Wednesday 8 January 2025 - 20:57
Cahilce konuşma alışkanlığı, Allah'a ve Peygamber'e (s.a.a.) olan inançsızlığa neden olur

Havza/ Ayetullah Cevadi Amuli, cahilce konuşma alışkanlığının tehlikelerine dair şunları ifade etti: Eğer birisi cahilce konuşmaya alışırsa, yani akli bir konuda bilmediği bir şeyi söyler ya da yazar ve nakli bir konuda da kaynağı olmayan bir şeyi aktarırsa, başlangıçta sadece sıradan meselelerde böyle davransa bile, zamanla inanç ve dini konularda da bilmediği şeyleri Allah'a ve Peygamberine (s.a.a.) isnat etmeye alışır.

Havza Haber Ajansı'na göre, Ayetullah Cevadi Amuli, "Bilinmeyen konularda konuşma alışkanlığının tehlikesi" konusunu ele alarak şöyle dedi: "Şeytan, birini kötülüğe ve fuhşa yönlendirdikten sonra ona bilmediği bir şeyi Allah'a isnat etmesini emreder: 'Allah'a bilmediğiniz şeyleri söylemenizi emreder.' Bu tür bir isnat, bid'at olup en büyük günahlardan biridir ve bilerek ve isteyerek yapıldığında küfür seviyesine ulaşır.
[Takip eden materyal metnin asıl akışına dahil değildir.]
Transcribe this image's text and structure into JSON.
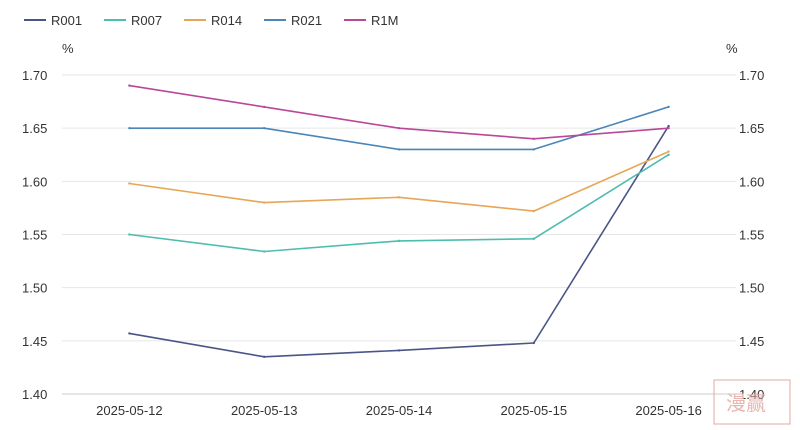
{
  "chart_data": {
    "type": "line",
    "x": [
      "2025-05-12",
      "2025-05-13",
      "2025-05-14",
      "2025-05-15",
      "2025-05-16"
    ],
    "series": [
      {
        "name": "R001",
        "color": "#4a5587",
        "values": [
          1.457,
          1.435,
          1.441,
          1.448,
          1.652
        ]
      },
      {
        "name": "R007",
        "color": "#4dbdad",
        "values": [
          1.55,
          1.534,
          1.544,
          1.546,
          1.625
        ]
      },
      {
        "name": "R014",
        "color": "#e7a657",
        "values": [
          1.598,
          1.58,
          1.585,
          1.572,
          1.628
        ]
      },
      {
        "name": "R021",
        "color": "#4a86b8",
        "values": [
          1.65,
          1.65,
          1.63,
          1.63,
          1.67
        ]
      },
      {
        "name": "R1M",
        "color": "#b9479a",
        "values": [
          1.69,
          1.67,
          1.65,
          1.64,
          1.65
        ]
      }
    ],
    "ylim": [
      1.4,
      1.7
    ],
    "yticks": [
      "1.40",
      "1.45",
      "1.50",
      "1.55",
      "1.60",
      "1.65",
      "1.70"
    ],
    "yunit_left": "%",
    "yunit_right": "%",
    "legend_position": "top-left",
    "grid": true
  },
  "watermark": {
    "text": "漫赢"
  }
}
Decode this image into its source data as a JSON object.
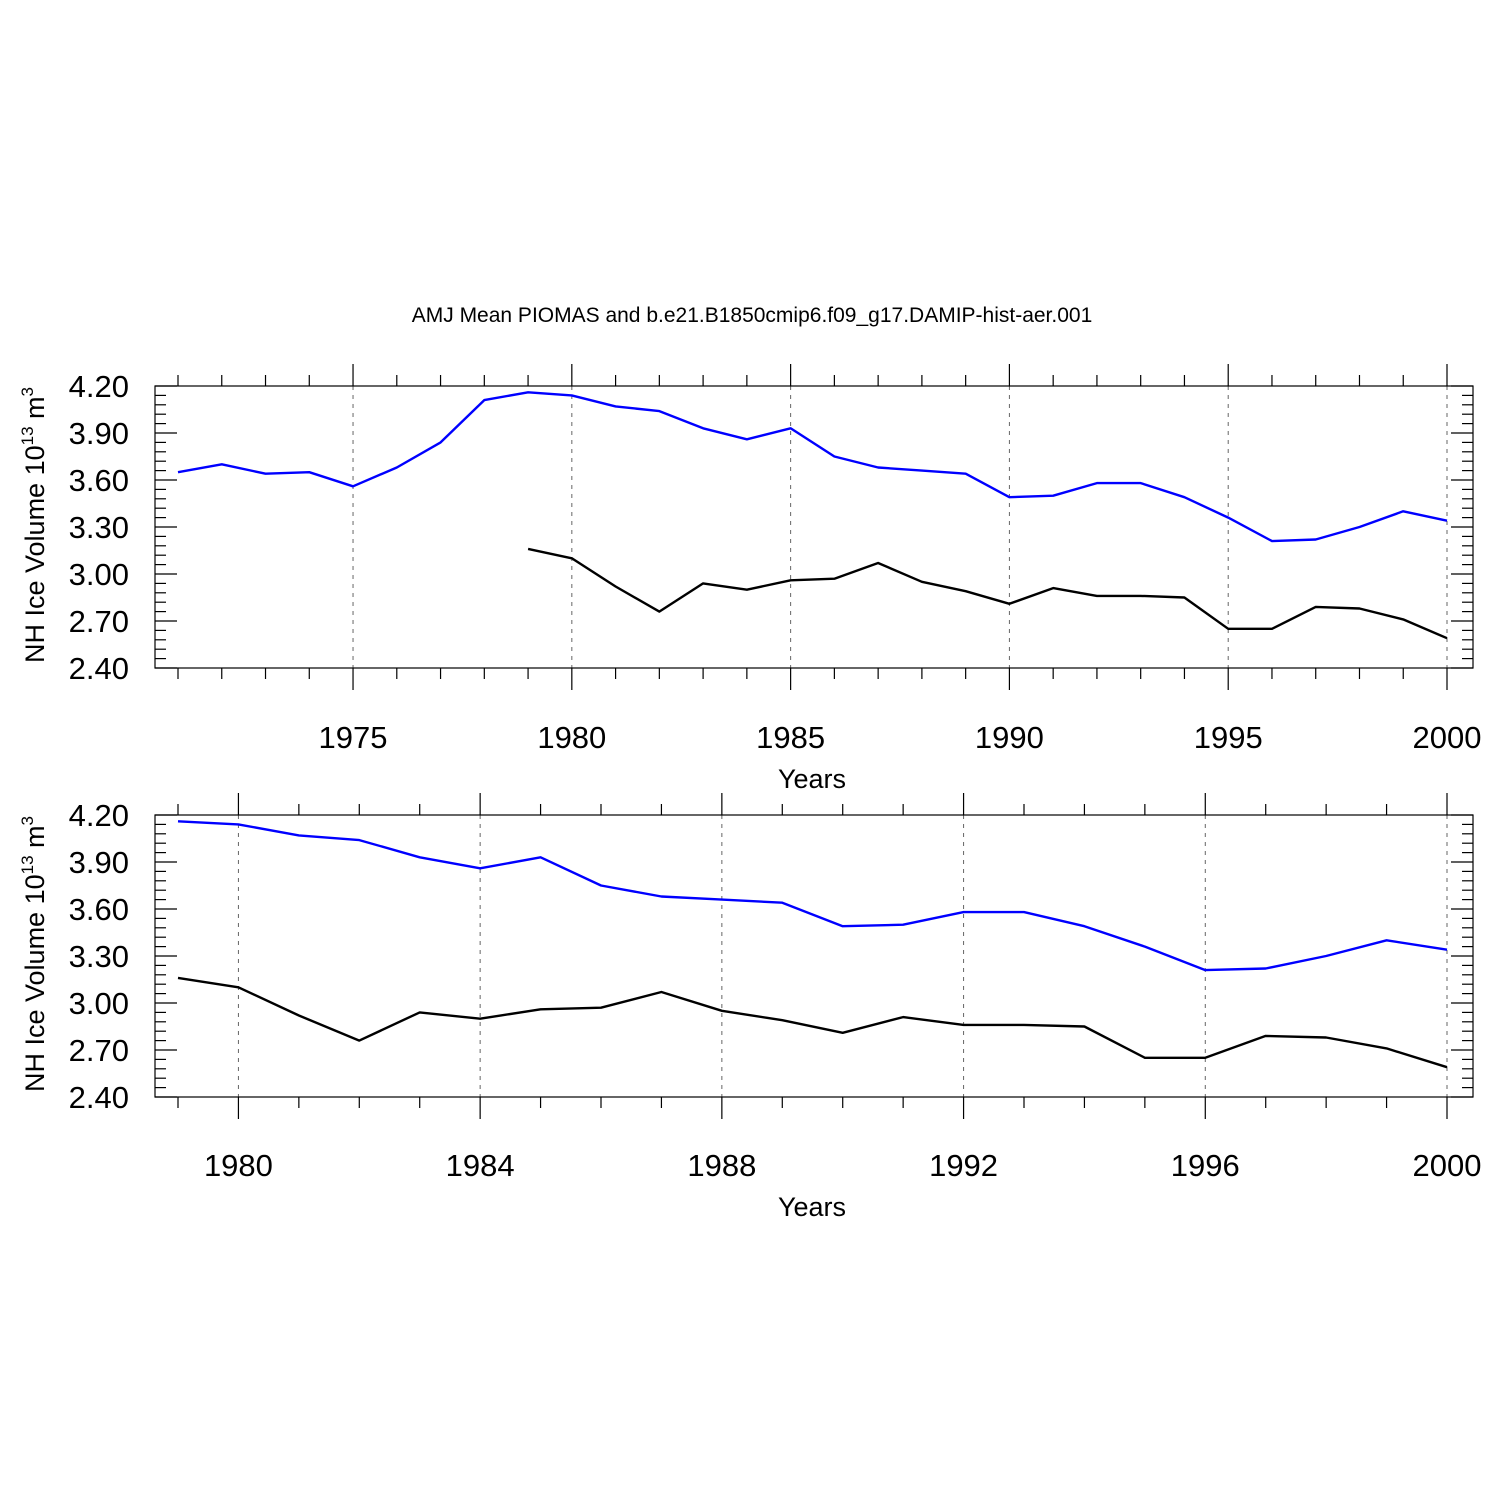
{
  "figure_title": "AMJ Mean PIOMAS and b.e21.B1850cmip6.f09_g17.DAMIP-hist-aer.001",
  "colors": {
    "model": "#0000ff",
    "piomas": "#000000"
  },
  "chart_data": [
    {
      "type": "line",
      "xlabel": "Years",
      "ylabel": "NH Ice Volume 10",
      "ylabel_sup1": "13",
      "ylabel_unit": " m",
      "ylabel_sup2": "3",
      "xlim": [
        1971,
        2000
      ],
      "ylim": [
        2.4,
        4.2
      ],
      "xticks_major": [
        1975,
        1980,
        1985,
        1990,
        1995,
        2000
      ],
      "xticks_major_labels": [
        "1975",
        "1980",
        "1985",
        "1990",
        "1995",
        "2000"
      ],
      "yticks": [
        2.4,
        2.7,
        3.0,
        3.3,
        3.6,
        3.9,
        4.2
      ],
      "ytick_labels": [
        "2.40",
        "2.70",
        "3.00",
        "3.30",
        "3.60",
        "3.90",
        "4.20"
      ],
      "grid": "vertical dashed at major x ticks",
      "series": [
        {
          "color": "#0000ff",
          "x": [
            1971,
            1972,
            1973,
            1974,
            1975,
            1976,
            1977,
            1978,
            1979,
            1980,
            1981,
            1982,
            1983,
            1984,
            1985,
            1986,
            1987,
            1988,
            1989,
            1990,
            1991,
            1992,
            1993,
            1994,
            1995,
            1996,
            1997,
            1998,
            1999,
            2000
          ],
          "y": [
            3.65,
            3.7,
            3.64,
            3.65,
            3.56,
            3.68,
            3.84,
            4.11,
            4.16,
            4.14,
            4.07,
            4.04,
            3.93,
            3.86,
            3.93,
            3.75,
            3.68,
            3.66,
            3.64,
            3.49,
            3.5,
            3.58,
            3.58,
            3.49,
            3.36,
            3.21,
            3.22,
            3.3,
            3.4,
            3.34
          ]
        },
        {
          "color": "#000000",
          "x": [
            1979,
            1980,
            1981,
            1982,
            1983,
            1984,
            1985,
            1986,
            1987,
            1988,
            1989,
            1990,
            1991,
            1992,
            1993,
            1994,
            1995,
            1996,
            1997,
            1998,
            1999,
            2000
          ],
          "y": [
            3.16,
            3.1,
            2.92,
            2.76,
            2.94,
            2.9,
            2.96,
            2.97,
            3.07,
            2.95,
            2.89,
            2.81,
            2.91,
            2.86,
            2.86,
            2.85,
            2.65,
            2.65,
            2.79,
            2.78,
            2.71,
            2.59
          ]
        }
      ]
    },
    {
      "type": "line",
      "xlabel": "Years",
      "ylabel": "NH Ice Volume 10",
      "ylabel_sup1": "13",
      "ylabel_unit": " m",
      "ylabel_sup2": "3",
      "xlim": [
        1979,
        2000
      ],
      "ylim": [
        2.4,
        4.2
      ],
      "xticks_major": [
        1980,
        1984,
        1988,
        1992,
        1996,
        2000
      ],
      "xticks_major_labels": [
        "1980",
        "1984",
        "1988",
        "1992",
        "1996",
        "2000"
      ],
      "yticks": [
        2.4,
        2.7,
        3.0,
        3.3,
        3.6,
        3.9,
        4.2
      ],
      "ytick_labels": [
        "2.40",
        "2.70",
        "3.00",
        "3.30",
        "3.60",
        "3.90",
        "4.20"
      ],
      "grid": "vertical dashed at major x ticks",
      "series": [
        {
          "color": "#0000ff",
          "x": [
            1979,
            1980,
            1981,
            1982,
            1983,
            1984,
            1985,
            1986,
            1987,
            1988,
            1989,
            1990,
            1991,
            1992,
            1993,
            1994,
            1995,
            1996,
            1997,
            1998,
            1999,
            2000
          ],
          "y": [
            4.16,
            4.14,
            4.07,
            4.04,
            3.93,
            3.86,
            3.93,
            3.75,
            3.68,
            3.66,
            3.64,
            3.49,
            3.5,
            3.58,
            3.58,
            3.49,
            3.36,
            3.21,
            3.22,
            3.3,
            3.4,
            3.34
          ]
        },
        {
          "color": "#000000",
          "x": [
            1979,
            1980,
            1981,
            1982,
            1983,
            1984,
            1985,
            1986,
            1987,
            1988,
            1989,
            1990,
            1991,
            1992,
            1993,
            1994,
            1995,
            1996,
            1997,
            1998,
            1999,
            2000
          ],
          "y": [
            3.16,
            3.1,
            2.92,
            2.76,
            2.94,
            2.9,
            2.96,
            2.97,
            3.07,
            2.95,
            2.89,
            2.81,
            2.91,
            2.86,
            2.86,
            2.85,
            2.65,
            2.65,
            2.79,
            2.78,
            2.71,
            2.59
          ]
        }
      ]
    }
  ]
}
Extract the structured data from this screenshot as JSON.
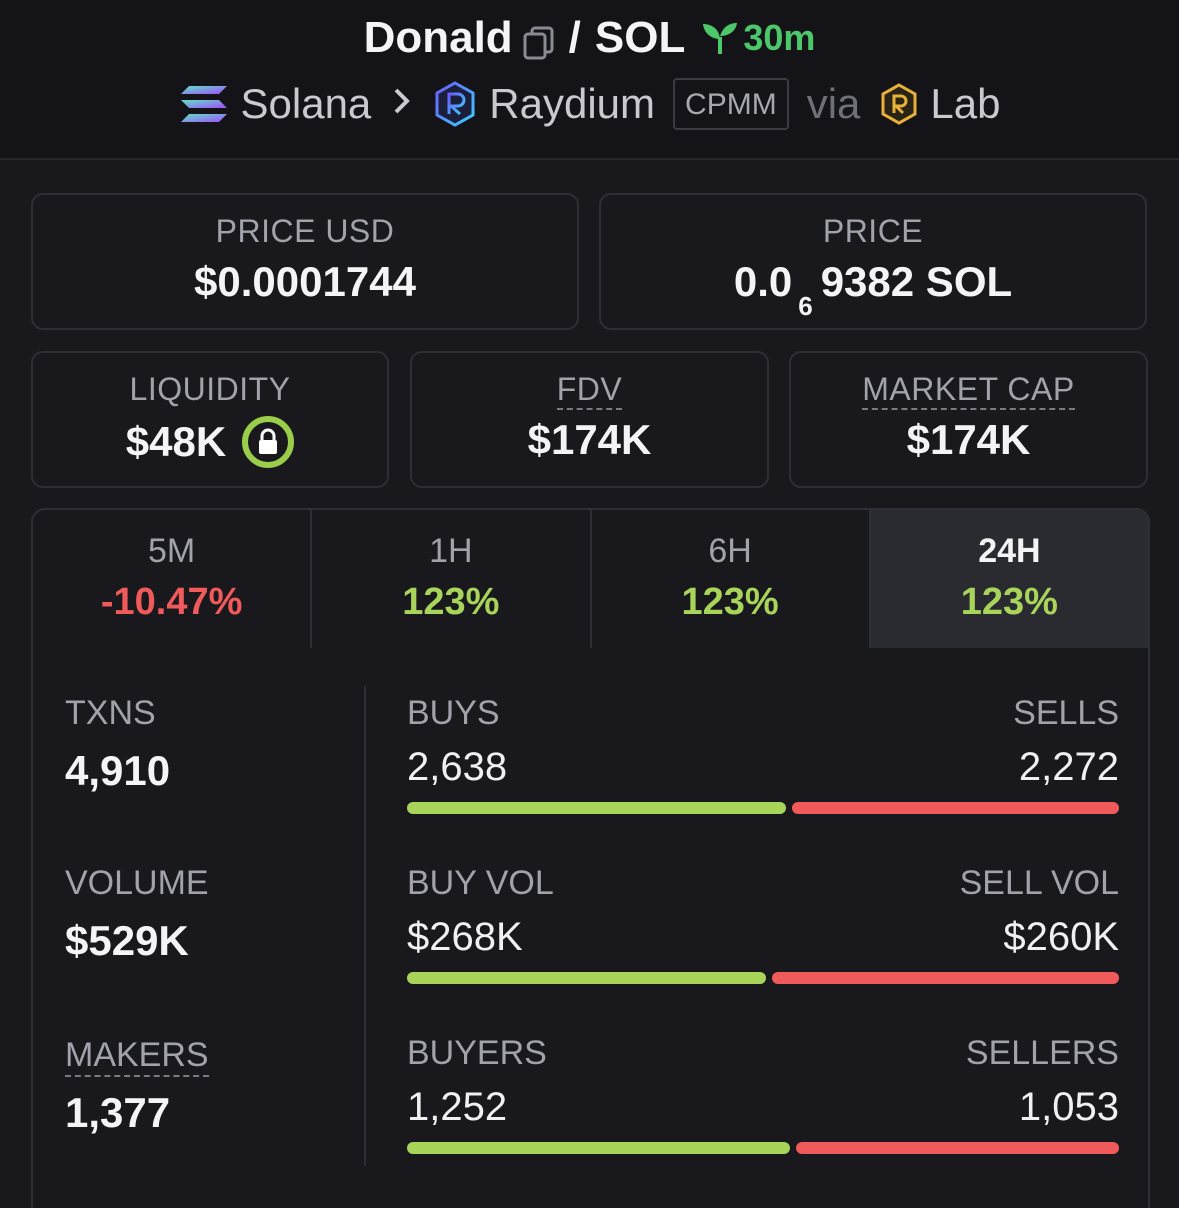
{
  "header": {
    "token": "Donald",
    "pair_sep": "/",
    "quote": "SOL",
    "age": "30m",
    "chain": "Solana",
    "dex": "Raydium",
    "pool_type": "CPMM",
    "via_label": "via",
    "launchpad": "Lab",
    "icons": [
      "copy-icon",
      "seedling-icon",
      "solana-logo-icon",
      "chevron-right-icon",
      "raydium-logo-icon",
      "lab-logo-icon"
    ]
  },
  "prices": {
    "usd_label": "PRICE USD",
    "usd_value": "$0.0001744",
    "native_label": "PRICE",
    "native_prefix": "0.0",
    "native_zeros": "6",
    "native_digits": "9382 SOL"
  },
  "metrics": {
    "liquidity_label": "LIQUIDITY",
    "liquidity_value": "$48K",
    "fdv_label": "FDV",
    "fdv_value": "$174K",
    "mcap_label": "MARKET CAP",
    "mcap_value": "$174K"
  },
  "tabs": [
    {
      "label": "5M",
      "change": "-10.47%"
    },
    {
      "label": "1H",
      "change": "123%"
    },
    {
      "label": "6H",
      "change": "123%"
    },
    {
      "label": "24H",
      "change": "123%"
    }
  ],
  "active_tab": "24H",
  "stats": {
    "txns_label": "TXNS",
    "txns_value": "4,910",
    "volume_label": "VOLUME",
    "volume_value": "$529K",
    "makers_label": "MAKERS",
    "makers_value": "1,377",
    "buys_label": "BUYS",
    "buys_value": "2,638",
    "sells_label": "SELLS",
    "sells_value": "2,272",
    "buy_vol_label": "BUY VOL",
    "buy_vol_value": "$268K",
    "sell_vol_label": "SELL VOL",
    "sell_vol_value": "$260K",
    "buyers_label": "BUYERS",
    "buyers_value": "1,252",
    "sellers_label": "SELLERS",
    "sellers_value": "1,053",
    "buys_ratio": 0.537,
    "buy_vol_ratio": 0.508,
    "buyers_ratio": 0.543
  },
  "colors": {
    "positive": "#a8d45a",
    "negative": "#f05a5a",
    "age_green": "#4cc86a",
    "lock_ring": "#9acd4a"
  }
}
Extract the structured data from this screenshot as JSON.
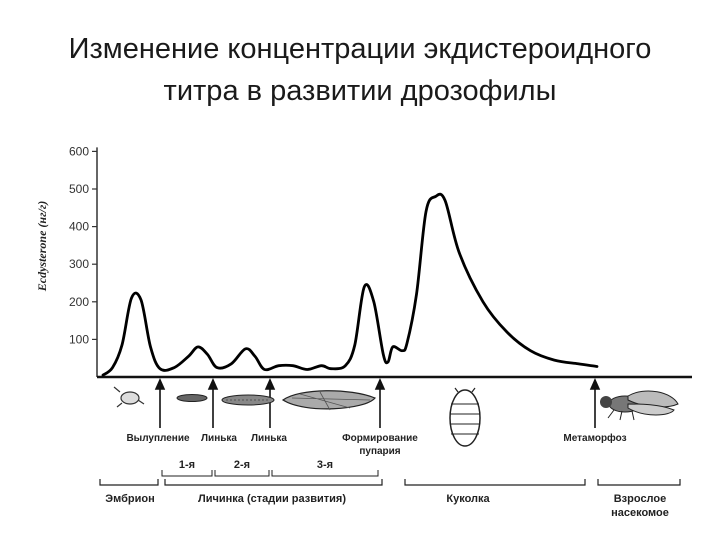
{
  "title": {
    "line1": "Изменение концентрации экдистероидного",
    "line2": "титра в развитии дрозофилы"
  },
  "chart_data": {
    "type": "line",
    "ylabel": "Ecdysterone (нг/г)",
    "ylim": [
      0,
      600
    ],
    "yticks": [
      100,
      200,
      300,
      400,
      500,
      600
    ],
    "xlabel": "",
    "grid": false,
    "series": [
      {
        "values": [
          [
            0,
            5
          ],
          [
            2,
            25
          ],
          [
            4,
            85
          ],
          [
            6,
            210
          ],
          [
            8,
            205
          ],
          [
            10,
            80
          ],
          [
            12,
            22
          ],
          [
            15,
            25
          ],
          [
            18,
            55
          ],
          [
            20,
            80
          ],
          [
            22,
            60
          ],
          [
            24,
            25
          ],
          [
            27,
            35
          ],
          [
            30,
            75
          ],
          [
            32,
            55
          ],
          [
            34,
            20
          ],
          [
            37,
            30
          ],
          [
            40,
            30
          ],
          [
            43,
            20
          ],
          [
            46,
            30
          ],
          [
            48,
            22
          ],
          [
            51,
            30
          ],
          [
            53,
            85
          ],
          [
            55,
            240
          ],
          [
            57,
            200
          ],
          [
            59,
            60
          ],
          [
            60,
            40
          ],
          [
            61,
            80
          ],
          [
            63,
            70
          ],
          [
            64,
            90
          ],
          [
            66,
            220
          ],
          [
            68,
            440
          ],
          [
            70,
            480
          ],
          [
            72,
            470
          ],
          [
            75,
            330
          ],
          [
            80,
            200
          ],
          [
            85,
            120
          ],
          [
            90,
            70
          ],
          [
            95,
            45
          ],
          [
            100,
            35
          ],
          [
            104,
            28
          ]
        ]
      }
    ],
    "events": [
      "Вылупление",
      "Линька",
      "Линька",
      "Формирование пупария",
      "Метаморфоз"
    ],
    "instars": [
      "1-я",
      "2-я",
      "3-я"
    ],
    "stages": [
      {
        "label": "Эмбрион"
      },
      {
        "label": "Личинка (стадии развития)"
      },
      {
        "label": "Куколка"
      },
      {
        "label": "Взрослое насекомое"
      }
    ]
  }
}
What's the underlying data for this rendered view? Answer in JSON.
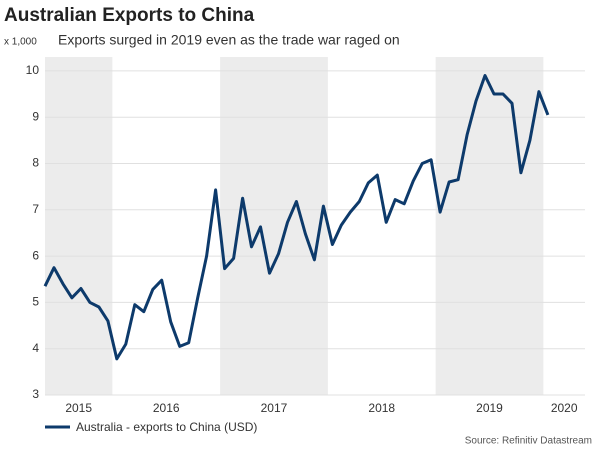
{
  "chart_data": {
    "type": "line",
    "title": "Australian Exports to China",
    "subtitle": "Exports surged in 2019 even as the trade war raged on",
    "y_unit_label": "x 1,000",
    "source": "Source: Refinitiv Datastream",
    "year_bands": [
      {
        "label": "2015",
        "shaded": true
      },
      {
        "label": "2016",
        "shaded": false
      },
      {
        "label": "2017",
        "shaded": true
      },
      {
        "label": "2018",
        "shaded": false
      },
      {
        "label": "2019",
        "shaded": true
      },
      {
        "label": "2020",
        "shaded": false
      }
    ],
    "series": [
      {
        "name": "Australia - exports to China (USD)",
        "color": "#0d3a6b",
        "values": [
          5.35,
          5.75,
          5.4,
          5.1,
          5.3,
          5.0,
          4.9,
          4.6,
          3.78,
          4.1,
          4.95,
          4.8,
          5.28,
          5.48,
          4.58,
          4.05,
          4.13,
          5.1,
          6.0,
          7.43,
          5.73,
          5.95,
          7.25,
          6.2,
          6.63,
          5.63,
          6.05,
          6.73,
          7.18,
          6.48,
          5.92,
          7.08,
          6.25,
          6.67,
          6.95,
          7.18,
          7.58,
          7.75,
          6.73,
          7.22,
          7.13,
          7.62,
          8.0,
          8.08,
          6.95,
          7.6,
          7.65,
          8.62,
          9.35,
          9.9,
          9.5,
          9.5,
          9.3,
          7.8,
          8.5,
          9.55,
          9.05
        ]
      }
    ],
    "ylim": [
      3,
      10.3
    ],
    "yticks": [
      3,
      4,
      5,
      6,
      7,
      8,
      9,
      10
    ],
    "grid": true,
    "band_color": "#ececec"
  }
}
Buradan, Kur'an-ı Kerim'in insanın hayatını cahilce konuşmayacak şekilde düzenlemesi gerektiğine dair vurgusunun sebebi anlaşılmaktadır. Çünkü insanı bu dini edebe alıştırdığında, dini konularda cahilce konuşmanın tehlikelerini ona öğretebilir.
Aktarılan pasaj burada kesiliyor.